Many English people want to see the end of the UK and these Anglophobic Olympics have increased our determination. We hope Team GB dies and is replaced by Team England. However, in the wake of these blasted games we fully expect to see Sport England, England Hockey, England Athletics and other England sporting organisations to go the way of England Cycling, being replaced by UK equivalents while Scottish and Welsh organisations continue with the double-funding they and their countries enjoy.

BTW Scotland has once again been bribed with Scottish company First Group being awarded the West Coast Rail franchise over Virgin. Just like the Green Investment Bank was located in Scotland to reward Scottish bank-busting failure, as a bribe to keep Scotland in the Union.
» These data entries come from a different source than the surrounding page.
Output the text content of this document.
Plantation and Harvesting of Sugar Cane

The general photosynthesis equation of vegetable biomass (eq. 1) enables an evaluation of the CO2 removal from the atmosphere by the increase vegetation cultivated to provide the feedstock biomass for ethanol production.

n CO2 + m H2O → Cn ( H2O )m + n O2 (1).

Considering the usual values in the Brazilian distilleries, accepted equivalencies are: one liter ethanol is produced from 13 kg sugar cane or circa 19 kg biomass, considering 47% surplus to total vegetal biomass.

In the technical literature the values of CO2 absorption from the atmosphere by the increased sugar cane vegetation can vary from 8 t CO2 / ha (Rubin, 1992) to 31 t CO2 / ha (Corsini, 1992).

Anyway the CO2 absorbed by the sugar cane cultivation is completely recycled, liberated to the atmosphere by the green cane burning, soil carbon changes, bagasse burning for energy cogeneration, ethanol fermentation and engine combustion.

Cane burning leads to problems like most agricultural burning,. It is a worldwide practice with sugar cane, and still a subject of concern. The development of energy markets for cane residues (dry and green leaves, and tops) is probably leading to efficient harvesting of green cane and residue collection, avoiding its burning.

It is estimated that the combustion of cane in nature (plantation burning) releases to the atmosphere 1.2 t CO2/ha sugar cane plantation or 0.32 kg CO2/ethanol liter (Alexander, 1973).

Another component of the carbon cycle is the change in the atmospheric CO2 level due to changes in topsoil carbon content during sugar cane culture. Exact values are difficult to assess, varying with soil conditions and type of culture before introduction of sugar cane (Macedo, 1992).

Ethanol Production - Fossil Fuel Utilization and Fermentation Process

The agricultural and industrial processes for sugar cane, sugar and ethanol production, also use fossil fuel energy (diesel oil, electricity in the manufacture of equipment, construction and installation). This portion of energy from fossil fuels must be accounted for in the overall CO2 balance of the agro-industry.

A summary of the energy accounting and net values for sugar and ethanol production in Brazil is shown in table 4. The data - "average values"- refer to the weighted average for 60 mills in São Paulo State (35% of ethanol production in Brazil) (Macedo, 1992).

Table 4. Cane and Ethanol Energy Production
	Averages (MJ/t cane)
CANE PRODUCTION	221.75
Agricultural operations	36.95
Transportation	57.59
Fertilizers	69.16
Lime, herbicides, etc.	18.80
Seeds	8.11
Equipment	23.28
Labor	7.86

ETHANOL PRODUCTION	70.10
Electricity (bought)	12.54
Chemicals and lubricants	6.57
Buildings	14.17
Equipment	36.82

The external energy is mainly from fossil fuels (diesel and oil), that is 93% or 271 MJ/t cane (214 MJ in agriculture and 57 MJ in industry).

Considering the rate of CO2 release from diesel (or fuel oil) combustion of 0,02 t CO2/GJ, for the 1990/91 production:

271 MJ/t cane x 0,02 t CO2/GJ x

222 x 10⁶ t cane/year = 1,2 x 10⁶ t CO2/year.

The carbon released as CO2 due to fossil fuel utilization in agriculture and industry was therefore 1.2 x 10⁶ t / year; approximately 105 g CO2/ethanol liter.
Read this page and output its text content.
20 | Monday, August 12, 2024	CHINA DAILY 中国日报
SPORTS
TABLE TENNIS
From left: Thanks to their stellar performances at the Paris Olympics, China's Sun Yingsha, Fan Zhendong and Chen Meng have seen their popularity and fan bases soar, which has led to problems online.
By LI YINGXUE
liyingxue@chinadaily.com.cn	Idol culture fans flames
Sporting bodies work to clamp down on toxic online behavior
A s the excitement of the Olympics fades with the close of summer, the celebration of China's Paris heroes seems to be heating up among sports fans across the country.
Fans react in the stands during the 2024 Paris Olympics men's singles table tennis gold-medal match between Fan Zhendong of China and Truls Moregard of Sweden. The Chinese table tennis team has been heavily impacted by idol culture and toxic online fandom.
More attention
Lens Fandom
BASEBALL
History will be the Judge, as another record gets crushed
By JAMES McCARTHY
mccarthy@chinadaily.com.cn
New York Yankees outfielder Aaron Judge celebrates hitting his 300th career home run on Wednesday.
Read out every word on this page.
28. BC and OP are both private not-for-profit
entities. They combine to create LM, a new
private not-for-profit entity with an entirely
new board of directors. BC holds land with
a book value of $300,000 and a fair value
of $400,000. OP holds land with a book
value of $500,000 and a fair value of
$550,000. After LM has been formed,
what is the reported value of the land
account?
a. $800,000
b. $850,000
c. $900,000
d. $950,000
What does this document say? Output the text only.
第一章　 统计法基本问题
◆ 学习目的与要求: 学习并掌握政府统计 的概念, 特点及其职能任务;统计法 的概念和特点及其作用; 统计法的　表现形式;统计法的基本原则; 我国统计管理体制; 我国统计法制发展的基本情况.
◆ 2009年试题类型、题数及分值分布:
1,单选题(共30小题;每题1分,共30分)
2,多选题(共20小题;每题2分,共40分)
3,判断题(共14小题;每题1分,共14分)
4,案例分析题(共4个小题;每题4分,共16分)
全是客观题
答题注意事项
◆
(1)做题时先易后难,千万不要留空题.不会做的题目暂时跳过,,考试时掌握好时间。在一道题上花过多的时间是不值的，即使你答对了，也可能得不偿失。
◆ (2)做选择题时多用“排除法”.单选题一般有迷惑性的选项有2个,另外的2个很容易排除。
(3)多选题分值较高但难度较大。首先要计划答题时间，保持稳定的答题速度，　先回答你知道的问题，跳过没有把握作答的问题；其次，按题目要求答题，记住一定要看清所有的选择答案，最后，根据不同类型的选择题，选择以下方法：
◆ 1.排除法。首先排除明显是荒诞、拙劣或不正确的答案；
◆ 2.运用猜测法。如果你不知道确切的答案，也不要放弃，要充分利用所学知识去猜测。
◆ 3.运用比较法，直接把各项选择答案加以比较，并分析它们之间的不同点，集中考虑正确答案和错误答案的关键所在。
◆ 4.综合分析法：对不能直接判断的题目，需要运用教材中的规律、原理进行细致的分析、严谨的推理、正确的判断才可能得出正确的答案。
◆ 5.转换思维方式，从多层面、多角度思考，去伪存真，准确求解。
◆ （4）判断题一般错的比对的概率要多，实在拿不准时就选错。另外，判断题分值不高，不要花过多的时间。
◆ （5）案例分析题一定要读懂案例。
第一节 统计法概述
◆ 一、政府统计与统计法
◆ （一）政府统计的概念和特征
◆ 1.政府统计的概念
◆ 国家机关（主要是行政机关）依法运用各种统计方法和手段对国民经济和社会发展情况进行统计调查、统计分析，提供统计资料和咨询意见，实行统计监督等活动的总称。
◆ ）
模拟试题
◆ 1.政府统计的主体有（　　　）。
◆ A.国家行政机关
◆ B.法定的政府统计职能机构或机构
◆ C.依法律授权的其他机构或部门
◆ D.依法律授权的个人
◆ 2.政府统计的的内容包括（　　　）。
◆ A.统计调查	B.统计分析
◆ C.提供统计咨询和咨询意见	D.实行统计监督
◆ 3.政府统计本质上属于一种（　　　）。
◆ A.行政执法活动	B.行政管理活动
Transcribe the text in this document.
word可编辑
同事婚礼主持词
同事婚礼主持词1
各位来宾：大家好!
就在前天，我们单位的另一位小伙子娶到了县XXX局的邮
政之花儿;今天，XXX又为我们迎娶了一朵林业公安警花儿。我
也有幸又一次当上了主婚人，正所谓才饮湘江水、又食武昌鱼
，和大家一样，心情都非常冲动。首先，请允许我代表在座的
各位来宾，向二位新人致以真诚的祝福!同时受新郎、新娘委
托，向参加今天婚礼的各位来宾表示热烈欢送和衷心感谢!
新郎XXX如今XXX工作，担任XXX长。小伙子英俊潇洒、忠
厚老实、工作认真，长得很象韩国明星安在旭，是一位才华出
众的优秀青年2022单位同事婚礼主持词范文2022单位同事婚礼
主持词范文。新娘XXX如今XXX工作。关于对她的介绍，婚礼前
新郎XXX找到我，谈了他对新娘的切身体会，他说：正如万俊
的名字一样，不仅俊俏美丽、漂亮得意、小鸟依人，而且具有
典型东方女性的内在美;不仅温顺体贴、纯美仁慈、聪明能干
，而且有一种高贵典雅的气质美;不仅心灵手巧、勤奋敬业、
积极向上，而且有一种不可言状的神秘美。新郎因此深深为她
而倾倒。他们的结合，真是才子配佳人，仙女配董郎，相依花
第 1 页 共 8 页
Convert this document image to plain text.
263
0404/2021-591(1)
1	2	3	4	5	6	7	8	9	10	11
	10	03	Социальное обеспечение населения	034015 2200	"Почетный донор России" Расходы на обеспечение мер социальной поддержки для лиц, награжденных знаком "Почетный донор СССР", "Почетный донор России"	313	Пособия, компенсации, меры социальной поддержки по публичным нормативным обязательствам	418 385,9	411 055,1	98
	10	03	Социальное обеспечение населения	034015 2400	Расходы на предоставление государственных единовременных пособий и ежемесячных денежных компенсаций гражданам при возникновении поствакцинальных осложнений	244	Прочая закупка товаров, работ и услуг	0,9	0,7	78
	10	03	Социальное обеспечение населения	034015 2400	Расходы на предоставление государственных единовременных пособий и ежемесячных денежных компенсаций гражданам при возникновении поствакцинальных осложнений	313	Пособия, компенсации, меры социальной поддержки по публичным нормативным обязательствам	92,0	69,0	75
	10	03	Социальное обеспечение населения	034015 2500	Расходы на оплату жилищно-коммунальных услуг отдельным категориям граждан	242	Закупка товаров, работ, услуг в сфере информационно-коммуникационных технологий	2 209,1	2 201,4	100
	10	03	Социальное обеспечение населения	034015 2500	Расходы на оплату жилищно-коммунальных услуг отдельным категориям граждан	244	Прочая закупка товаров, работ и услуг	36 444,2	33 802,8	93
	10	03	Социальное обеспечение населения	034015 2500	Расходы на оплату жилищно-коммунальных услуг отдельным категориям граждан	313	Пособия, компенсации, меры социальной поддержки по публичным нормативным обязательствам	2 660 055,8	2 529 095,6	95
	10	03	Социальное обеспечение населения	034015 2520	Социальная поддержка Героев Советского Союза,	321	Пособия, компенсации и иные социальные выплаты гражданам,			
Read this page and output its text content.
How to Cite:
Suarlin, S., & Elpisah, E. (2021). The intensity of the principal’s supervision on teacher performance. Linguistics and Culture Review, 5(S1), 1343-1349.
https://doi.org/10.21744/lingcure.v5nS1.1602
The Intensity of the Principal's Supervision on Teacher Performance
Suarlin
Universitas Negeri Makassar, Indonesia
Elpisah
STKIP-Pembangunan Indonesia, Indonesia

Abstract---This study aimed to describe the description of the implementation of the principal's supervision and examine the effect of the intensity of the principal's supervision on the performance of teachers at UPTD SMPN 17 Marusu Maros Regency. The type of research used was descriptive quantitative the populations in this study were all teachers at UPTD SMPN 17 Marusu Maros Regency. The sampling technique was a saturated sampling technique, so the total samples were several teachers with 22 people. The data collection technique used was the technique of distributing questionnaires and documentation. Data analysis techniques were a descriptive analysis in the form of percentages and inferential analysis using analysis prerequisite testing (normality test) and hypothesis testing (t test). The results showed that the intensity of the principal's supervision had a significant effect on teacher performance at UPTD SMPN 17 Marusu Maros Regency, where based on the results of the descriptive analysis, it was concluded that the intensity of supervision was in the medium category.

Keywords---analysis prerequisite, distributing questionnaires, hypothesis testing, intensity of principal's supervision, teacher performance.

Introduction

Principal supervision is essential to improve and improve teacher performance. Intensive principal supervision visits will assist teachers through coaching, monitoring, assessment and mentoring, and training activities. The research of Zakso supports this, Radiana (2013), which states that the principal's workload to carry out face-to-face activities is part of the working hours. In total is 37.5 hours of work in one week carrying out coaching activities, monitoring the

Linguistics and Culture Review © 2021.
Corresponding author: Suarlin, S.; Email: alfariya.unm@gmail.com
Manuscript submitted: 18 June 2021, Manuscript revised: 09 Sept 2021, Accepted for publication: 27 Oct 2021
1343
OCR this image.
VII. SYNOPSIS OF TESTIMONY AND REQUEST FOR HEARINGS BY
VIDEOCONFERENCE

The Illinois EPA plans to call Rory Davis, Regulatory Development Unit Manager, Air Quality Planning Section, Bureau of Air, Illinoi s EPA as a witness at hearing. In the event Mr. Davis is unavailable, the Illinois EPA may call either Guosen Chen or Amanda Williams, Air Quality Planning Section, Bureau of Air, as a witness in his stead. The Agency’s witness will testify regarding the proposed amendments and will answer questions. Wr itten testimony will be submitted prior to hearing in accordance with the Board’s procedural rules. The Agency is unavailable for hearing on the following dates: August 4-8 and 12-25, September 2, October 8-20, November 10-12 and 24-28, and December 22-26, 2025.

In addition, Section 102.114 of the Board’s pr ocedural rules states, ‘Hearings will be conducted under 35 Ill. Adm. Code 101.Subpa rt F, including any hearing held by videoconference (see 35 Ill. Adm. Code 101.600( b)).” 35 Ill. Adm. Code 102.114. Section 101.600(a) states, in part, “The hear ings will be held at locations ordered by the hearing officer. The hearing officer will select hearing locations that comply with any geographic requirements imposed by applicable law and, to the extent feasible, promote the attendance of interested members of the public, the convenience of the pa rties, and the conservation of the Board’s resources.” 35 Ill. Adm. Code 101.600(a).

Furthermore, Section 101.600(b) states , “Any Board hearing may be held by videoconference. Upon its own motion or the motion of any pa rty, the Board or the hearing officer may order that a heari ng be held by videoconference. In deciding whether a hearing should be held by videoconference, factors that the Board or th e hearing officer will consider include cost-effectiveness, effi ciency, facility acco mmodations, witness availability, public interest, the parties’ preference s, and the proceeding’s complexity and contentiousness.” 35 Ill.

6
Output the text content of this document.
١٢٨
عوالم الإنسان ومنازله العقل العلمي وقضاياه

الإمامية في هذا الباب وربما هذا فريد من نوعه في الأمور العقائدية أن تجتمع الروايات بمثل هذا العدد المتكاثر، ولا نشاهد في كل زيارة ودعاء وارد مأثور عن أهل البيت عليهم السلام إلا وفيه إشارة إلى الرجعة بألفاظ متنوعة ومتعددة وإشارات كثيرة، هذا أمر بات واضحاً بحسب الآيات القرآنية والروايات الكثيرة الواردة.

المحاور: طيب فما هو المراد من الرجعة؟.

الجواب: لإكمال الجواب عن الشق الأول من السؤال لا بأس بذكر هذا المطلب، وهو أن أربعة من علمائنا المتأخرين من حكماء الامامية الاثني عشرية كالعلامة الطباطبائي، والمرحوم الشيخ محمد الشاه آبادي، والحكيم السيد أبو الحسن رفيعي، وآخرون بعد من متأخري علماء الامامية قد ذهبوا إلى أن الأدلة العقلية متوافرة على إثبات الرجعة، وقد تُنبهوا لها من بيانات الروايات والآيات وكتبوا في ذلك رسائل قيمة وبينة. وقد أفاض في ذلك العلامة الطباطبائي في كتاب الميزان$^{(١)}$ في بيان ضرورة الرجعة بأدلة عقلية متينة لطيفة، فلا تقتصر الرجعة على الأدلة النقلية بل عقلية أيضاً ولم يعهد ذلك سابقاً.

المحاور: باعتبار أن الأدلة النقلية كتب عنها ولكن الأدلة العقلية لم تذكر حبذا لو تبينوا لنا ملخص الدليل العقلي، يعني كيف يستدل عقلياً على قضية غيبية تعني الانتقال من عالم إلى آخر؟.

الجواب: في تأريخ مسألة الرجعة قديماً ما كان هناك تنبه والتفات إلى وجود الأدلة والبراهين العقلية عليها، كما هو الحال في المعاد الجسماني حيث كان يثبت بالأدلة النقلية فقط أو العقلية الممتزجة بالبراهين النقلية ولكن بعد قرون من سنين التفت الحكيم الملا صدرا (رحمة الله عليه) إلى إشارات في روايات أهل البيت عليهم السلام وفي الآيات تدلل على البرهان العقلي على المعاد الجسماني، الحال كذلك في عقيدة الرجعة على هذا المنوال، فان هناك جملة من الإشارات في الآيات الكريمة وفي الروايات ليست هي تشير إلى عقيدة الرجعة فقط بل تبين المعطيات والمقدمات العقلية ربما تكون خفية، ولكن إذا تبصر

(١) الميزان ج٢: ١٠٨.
Screw the UK and long live England.

Joe

Great Britain was not the host country of the Olympics. London was the host city. Yet there was still plenty of talk about where on the medal table Yorkshire would appear. I never saw that in Wales.

ade

Nice Blog!

Malcolm Rasala

Delusional tosh. Delusional tribal polictical nonsense. Of course the government and their media friends are pushing this. They are doing so partly as a cover to hide their disasterous economic policies. It is an age old political tactic. When politicians are messing up divert attention away to another factor. Create a war. Balloon out of all proportion a small success story. And of course it is what their tribal political friends running the tabloid press do. But before we all fall for this hyperbole lets see what the thinking is in say January 2013. I bet all this 'proud to be English/British' nationalism spouted by the likes of David Goodhart will have evaporated to near zilch. Were these not the people who told us for example the royal wedding would boost retail sales. Did it? No. The Jubilee weekend. No again. The Olympics. No again. Three times the cock crowed. So treat their utterings with the scepticism they deserve. After all these are also the people who told us austerity was an economic policy that would right the British economy. Has it? Folks Mr Goodhart and his buddies live in a parallel universe. It must be fun. But it is not the reality of the vast majority in this country; just the idle and semi idle rich.

gowri

Well, "nice" way of provoking one's thought!!

DAVID VINTER

A bit like a modern football club, find a publicity crazy multi millionaire, buy the worlds' best players. And hey ho our city wins everything, followed by a group of beer swilling overspending goons!